STJD nega efeito suspensivo para jogadores de Bahia e Vitória

O Superior Tribunal de Justiça Desportiva (STJD) realizou o julgamento na primeira instância do órgão sobre as denúncias feitas por casos que aconteceram no Ba-Vi do dia 18 de fevereiro, no Barradão.

Victor de Freitas
Baiano, 25 anos, jornalista formado pela Universidade Jorge Amado (UniJorge). Apaixonado por esportes em geral, de preferência basquete, tênis e futebol. Contato: victorw10@outlook.com

Crédito: Foto: Felipe Oliveira/Divulgação/ECBahia

Após julgamentos realizados até a última instância estadual no TJD-BA, quatro jogadores do Bahia foram punidos e tiveram suas punições mantidas no Pleno. No STJD, as punições para os jogadores foram mantidas e todos os pedidos de efeito suspensivos foram negados.

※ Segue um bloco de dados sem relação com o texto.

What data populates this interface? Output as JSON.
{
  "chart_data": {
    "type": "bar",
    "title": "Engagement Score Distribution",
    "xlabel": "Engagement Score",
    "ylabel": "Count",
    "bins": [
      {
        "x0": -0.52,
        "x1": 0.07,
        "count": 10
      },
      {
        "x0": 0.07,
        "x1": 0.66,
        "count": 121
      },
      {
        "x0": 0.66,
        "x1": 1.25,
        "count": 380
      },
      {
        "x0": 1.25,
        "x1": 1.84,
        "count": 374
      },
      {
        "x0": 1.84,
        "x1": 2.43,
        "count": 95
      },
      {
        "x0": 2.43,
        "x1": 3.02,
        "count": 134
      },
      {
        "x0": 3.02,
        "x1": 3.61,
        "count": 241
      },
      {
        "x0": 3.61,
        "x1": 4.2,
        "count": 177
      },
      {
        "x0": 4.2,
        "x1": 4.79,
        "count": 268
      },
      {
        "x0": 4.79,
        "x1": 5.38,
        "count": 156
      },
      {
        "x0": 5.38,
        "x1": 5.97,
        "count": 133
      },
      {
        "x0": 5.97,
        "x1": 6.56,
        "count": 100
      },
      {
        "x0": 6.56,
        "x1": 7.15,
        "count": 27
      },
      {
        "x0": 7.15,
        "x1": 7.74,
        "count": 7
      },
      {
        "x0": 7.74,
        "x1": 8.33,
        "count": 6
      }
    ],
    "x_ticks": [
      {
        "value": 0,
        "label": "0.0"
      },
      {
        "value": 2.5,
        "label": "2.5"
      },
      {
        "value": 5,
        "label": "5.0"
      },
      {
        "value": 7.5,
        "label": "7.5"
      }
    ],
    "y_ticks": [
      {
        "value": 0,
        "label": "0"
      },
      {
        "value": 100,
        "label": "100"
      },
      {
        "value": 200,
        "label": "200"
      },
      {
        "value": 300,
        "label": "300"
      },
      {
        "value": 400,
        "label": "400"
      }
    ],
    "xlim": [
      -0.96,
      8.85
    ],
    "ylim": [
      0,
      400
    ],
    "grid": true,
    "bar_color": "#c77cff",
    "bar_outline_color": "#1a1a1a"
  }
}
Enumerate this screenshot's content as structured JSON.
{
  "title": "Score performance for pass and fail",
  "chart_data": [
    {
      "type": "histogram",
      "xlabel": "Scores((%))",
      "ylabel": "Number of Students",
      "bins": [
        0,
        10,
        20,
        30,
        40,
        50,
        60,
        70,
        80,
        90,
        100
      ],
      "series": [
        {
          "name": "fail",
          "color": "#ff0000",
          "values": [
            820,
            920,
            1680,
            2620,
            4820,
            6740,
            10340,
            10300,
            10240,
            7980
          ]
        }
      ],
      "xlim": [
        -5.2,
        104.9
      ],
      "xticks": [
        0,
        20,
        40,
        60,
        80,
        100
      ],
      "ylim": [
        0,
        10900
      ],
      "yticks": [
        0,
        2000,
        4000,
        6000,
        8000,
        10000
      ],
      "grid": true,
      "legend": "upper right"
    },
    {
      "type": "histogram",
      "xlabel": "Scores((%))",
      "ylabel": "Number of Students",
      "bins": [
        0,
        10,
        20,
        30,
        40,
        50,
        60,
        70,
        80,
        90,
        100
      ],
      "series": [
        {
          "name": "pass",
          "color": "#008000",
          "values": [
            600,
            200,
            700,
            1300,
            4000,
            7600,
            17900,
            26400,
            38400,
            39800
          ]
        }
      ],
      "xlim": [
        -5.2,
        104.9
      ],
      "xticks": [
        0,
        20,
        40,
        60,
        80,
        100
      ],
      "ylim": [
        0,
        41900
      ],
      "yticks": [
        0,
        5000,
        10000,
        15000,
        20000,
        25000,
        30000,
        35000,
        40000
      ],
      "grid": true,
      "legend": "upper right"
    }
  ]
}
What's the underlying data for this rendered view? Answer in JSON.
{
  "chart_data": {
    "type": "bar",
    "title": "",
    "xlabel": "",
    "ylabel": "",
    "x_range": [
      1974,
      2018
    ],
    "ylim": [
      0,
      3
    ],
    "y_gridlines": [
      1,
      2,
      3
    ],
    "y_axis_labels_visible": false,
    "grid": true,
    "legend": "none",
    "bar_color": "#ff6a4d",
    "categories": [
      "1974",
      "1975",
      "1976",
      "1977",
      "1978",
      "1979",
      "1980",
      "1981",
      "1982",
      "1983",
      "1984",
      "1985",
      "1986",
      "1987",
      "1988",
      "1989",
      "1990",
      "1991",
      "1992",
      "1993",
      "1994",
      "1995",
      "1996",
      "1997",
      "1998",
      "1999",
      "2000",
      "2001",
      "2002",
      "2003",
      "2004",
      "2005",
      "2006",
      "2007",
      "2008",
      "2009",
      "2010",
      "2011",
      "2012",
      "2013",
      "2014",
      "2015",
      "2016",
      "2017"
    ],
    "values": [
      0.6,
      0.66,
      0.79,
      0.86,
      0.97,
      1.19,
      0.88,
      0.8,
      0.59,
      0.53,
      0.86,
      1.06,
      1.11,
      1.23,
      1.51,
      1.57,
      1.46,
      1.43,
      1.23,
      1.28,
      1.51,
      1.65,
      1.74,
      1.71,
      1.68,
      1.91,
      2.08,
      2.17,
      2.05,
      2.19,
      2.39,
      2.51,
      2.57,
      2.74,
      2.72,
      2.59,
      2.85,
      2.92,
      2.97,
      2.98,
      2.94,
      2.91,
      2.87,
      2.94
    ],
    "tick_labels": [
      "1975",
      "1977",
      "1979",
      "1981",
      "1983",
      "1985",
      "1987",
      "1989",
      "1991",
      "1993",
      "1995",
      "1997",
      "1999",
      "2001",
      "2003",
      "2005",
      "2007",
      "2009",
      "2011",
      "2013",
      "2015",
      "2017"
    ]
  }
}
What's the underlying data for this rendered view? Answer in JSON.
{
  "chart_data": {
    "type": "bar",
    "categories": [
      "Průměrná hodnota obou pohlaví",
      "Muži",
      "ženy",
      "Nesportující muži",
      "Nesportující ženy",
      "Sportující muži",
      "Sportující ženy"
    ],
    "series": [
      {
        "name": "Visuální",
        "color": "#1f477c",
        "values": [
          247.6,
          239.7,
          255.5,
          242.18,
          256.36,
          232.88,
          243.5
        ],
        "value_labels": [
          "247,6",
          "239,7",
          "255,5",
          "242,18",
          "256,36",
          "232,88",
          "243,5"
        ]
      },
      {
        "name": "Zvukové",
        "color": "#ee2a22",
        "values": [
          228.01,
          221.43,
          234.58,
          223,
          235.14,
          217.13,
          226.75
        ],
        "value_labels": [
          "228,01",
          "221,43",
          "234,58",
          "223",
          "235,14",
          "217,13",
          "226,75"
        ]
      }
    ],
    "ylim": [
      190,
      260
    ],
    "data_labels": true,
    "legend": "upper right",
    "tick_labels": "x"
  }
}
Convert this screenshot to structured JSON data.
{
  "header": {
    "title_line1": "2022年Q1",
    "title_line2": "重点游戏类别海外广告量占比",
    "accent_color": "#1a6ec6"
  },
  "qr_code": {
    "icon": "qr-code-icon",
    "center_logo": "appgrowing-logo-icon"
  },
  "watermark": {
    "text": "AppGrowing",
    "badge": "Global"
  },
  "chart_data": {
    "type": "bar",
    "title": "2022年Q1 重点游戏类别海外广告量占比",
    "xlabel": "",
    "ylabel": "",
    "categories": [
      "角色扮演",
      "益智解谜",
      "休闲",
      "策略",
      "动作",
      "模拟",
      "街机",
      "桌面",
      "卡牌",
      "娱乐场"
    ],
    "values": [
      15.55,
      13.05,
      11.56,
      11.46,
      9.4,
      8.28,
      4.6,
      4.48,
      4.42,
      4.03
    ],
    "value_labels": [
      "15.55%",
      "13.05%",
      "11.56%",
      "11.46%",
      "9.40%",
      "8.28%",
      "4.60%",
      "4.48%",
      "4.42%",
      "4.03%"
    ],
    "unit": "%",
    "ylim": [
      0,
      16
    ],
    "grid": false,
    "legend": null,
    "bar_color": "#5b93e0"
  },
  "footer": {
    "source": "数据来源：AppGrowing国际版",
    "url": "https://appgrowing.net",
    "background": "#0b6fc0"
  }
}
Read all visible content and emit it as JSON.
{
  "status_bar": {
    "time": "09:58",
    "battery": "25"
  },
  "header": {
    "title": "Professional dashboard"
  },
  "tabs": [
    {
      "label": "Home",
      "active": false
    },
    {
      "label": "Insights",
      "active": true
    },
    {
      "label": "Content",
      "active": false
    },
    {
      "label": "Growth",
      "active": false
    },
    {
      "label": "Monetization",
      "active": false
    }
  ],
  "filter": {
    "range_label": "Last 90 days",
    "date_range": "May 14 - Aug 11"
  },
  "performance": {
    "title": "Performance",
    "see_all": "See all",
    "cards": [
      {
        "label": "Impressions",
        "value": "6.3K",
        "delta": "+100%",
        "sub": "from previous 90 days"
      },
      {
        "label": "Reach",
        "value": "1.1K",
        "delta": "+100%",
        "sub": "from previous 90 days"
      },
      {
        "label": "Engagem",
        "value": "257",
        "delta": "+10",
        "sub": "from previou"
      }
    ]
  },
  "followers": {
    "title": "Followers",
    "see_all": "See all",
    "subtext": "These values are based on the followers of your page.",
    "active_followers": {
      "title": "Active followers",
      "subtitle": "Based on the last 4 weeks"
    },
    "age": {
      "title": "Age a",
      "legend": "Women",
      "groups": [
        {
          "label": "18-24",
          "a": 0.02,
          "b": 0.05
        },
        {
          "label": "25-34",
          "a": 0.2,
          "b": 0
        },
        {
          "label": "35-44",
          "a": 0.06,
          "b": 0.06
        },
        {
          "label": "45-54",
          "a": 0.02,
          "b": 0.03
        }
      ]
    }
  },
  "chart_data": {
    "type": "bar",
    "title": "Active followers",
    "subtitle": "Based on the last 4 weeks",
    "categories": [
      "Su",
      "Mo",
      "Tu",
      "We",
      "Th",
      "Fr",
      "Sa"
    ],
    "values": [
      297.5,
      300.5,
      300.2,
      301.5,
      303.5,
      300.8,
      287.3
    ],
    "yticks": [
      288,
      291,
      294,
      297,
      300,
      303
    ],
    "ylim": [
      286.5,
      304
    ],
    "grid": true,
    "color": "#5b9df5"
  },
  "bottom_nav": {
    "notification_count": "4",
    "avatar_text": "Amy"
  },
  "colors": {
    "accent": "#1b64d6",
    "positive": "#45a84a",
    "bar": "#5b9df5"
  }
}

Apenas as multas em dinheiro aplicadas para Vitória e para o zagueiro Kanu foram suspensas.

Veja como as punições ficaram:

O zagueiro Kanu foi punido com 11 jogos por agressão (254-A) e 90 dias de suspensão. O Vitória foi punido com a perda de três pontos válidos na partida em favor do Bahia.

Também punidos, os atletas Denilson , Rhayner e Yago, do Vitória, e Edson e Rodrigo Becão, do Bahia, receberam oito partidas de suspensão por agressão (artigo 254-A do CBJD).

Já o Técnico Vagner Mancini, do Vitória, recebeu cinco jogos por atitude contrária à disciplina (artigo 258).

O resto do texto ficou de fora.